By Erwin Chemerinsky on Mar 11, 2026
Courtly Observations is a recurring series by Erwin Chemerinsky that focuses on what the Supreme Court’s decisions will mean for the law, for lawyers and lower courts, and for people’s lives.
The war in Iran shows how far the United States has come from any semblance of enforcing checks and balances as to war powers. President Donald Trump obviously believes that he can do whatever he wants in this regard without needing congressional approval. And he has reason not to worry about the courts holding his actions in Iran unconstitutional, as the judiciary has abdicated any serious role in enforcing the Constitution in times of war. It was not always this way, but rather a development of the last century.
The genius of the Constitution’s design of separation of powers is that it is meant to require the involvement of two branches of the federal government for any major action. Congress and the president are both involved to enact a law while enforcing it requires participation of both the executive branch and the courts. Treaties are negotiated by the president but must be ratified by the Senate. Appointments to the federal bench or the cabinet are made by the president and must be confirmed by the Senate.
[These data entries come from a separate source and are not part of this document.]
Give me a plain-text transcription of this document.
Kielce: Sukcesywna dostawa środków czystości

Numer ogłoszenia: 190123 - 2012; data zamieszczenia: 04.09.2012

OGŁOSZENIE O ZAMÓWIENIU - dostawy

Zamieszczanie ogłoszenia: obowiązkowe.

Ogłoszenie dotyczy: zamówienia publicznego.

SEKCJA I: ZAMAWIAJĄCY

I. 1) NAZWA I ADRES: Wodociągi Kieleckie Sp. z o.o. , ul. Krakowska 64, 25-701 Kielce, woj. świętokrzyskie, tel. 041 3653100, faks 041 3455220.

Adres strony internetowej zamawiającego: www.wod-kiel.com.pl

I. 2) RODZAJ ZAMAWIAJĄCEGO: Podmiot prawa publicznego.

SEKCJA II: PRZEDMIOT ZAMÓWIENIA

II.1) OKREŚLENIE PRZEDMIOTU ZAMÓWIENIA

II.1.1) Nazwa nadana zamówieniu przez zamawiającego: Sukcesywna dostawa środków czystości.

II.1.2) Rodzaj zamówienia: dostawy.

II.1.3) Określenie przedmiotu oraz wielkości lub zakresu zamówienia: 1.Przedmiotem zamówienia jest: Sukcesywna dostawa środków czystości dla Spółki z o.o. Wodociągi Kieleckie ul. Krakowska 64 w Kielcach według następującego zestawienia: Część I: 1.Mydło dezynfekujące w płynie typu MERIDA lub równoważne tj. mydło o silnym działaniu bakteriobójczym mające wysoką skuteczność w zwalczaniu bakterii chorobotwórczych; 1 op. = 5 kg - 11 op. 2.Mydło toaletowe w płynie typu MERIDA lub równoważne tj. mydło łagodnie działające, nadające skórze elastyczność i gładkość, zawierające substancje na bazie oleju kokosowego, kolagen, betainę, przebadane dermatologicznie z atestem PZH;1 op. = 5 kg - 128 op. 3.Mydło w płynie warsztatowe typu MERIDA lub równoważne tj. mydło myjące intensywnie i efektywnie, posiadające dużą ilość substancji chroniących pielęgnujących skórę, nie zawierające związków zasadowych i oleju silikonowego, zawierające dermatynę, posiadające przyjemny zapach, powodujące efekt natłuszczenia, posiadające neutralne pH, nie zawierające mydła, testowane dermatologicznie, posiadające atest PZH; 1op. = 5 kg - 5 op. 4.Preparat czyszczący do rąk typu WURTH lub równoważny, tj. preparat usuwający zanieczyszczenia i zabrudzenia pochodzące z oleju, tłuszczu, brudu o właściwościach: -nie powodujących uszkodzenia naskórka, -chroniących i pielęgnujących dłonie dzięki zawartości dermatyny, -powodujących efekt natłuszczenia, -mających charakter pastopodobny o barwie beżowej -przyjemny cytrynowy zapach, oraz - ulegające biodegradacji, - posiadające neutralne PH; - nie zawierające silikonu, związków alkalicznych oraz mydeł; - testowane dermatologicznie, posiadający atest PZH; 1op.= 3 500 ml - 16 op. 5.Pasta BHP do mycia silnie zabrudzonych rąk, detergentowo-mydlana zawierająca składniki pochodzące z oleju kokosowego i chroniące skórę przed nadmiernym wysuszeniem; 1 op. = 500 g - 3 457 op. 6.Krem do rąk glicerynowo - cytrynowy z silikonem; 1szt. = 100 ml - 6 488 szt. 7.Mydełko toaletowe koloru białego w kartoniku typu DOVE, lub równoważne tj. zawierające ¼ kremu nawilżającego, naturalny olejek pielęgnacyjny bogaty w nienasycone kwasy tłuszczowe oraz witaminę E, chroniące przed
Whether to go to war is one of the most profoundly important decisions any nation can make. The Constitution requires two branches of government to be involved: Article I gives Congress the power to declare war and if so, Article II gives the president the power as commander-in-chief to wage it. James Madison wrote: “Those who are to conduct a war cannot in the nature of things, be proper or safe judges, whether a war ought to be commenced.”